Since making the decision to home school my children, currently ages one and three, I have been researching various methods of home schooling. Over the next few weeks, I’d like to share with you some of the benefits I’ve seen in each of those methods. If you are considering home schooling, this may help you decide where to start. If you are already home schooling, this may provide you with some ideas to enhance what’s working well for you or re-work something that’s been a struggle. To see all posts in this series, please click the tag “home schooling methods.”

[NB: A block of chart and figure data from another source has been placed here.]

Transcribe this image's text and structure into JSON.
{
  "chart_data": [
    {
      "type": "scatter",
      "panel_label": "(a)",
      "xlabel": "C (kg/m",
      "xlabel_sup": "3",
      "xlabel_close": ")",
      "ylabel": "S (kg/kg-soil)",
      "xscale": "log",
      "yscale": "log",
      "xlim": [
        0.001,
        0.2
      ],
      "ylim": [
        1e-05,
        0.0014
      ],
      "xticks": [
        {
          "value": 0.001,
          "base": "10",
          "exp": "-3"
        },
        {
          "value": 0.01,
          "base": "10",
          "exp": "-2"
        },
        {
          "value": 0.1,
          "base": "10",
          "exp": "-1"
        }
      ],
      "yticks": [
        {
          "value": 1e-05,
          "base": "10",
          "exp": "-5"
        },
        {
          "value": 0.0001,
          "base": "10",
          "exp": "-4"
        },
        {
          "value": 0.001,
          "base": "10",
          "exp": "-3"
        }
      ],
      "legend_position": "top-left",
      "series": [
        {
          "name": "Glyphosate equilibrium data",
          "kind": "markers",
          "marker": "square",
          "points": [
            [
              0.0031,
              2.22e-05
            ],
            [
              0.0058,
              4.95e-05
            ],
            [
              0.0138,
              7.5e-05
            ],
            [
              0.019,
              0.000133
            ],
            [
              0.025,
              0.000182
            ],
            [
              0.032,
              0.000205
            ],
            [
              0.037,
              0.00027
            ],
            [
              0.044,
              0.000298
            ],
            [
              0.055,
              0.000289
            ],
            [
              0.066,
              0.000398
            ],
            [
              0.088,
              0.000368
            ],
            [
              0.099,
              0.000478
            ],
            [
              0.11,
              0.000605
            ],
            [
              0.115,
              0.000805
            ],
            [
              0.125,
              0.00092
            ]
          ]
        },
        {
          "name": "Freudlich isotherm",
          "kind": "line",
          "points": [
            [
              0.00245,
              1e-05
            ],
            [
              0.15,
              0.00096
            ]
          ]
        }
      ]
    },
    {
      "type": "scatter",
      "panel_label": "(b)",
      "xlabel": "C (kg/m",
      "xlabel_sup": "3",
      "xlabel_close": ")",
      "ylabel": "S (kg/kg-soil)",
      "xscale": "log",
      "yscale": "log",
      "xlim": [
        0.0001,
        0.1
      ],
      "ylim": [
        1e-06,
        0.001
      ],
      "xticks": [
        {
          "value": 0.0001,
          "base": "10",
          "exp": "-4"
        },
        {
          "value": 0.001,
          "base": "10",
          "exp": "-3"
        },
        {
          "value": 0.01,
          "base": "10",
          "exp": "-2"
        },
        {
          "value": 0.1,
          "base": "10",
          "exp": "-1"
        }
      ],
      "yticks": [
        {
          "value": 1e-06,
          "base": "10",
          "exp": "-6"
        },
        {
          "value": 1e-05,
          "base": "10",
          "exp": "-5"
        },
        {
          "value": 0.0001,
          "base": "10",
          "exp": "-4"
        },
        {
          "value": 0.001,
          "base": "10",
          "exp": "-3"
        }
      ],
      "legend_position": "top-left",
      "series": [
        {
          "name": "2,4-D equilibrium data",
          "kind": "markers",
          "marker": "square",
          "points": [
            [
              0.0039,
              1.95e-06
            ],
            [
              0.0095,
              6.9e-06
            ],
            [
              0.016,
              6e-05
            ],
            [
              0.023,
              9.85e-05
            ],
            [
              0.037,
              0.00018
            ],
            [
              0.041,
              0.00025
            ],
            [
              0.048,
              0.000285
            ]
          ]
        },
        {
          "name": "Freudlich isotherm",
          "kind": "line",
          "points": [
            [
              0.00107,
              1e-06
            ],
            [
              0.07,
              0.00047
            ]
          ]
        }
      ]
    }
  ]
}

Human beings live by ritual.
You may think that you aren’t that rigid, but look at your morning routine. I, for example, hit the snooze once every weekday at 5:00. At 5:09 I begrudgingly crawl out of bed and hit the shower. By 5:30 I am getting dressed, and at 5:40 I am making oatmeal, putting the kettle on for a cup of Earl Grey, and taking last night’s clean dishes out of the drying rack. At 5:50 I’m slicing a banana for the baby and debriefing my three-year-old on the day’s schedule while he eats his oatmeal. At 6:20, we are in the car.
I really don’t have to follow this schedule. I could get breakfast started first or wake up a little earlier and go for a run. I could put the dishes away before bed and use those extra minutes to make something different for breakfast. But I don’t because I follow my habits.
Charlotte Mason emphasizes as much when she tells us that “What you would have the man become, that you must train the child to be” (Vol. 2, p. 15). Our habits form the undercurrent of our lives. Following a Charlotte Mason curriculum means establishing habits that tend toward what is healthy for mind, body, and soul, a mindset that I find very appealing both for myself and for my family.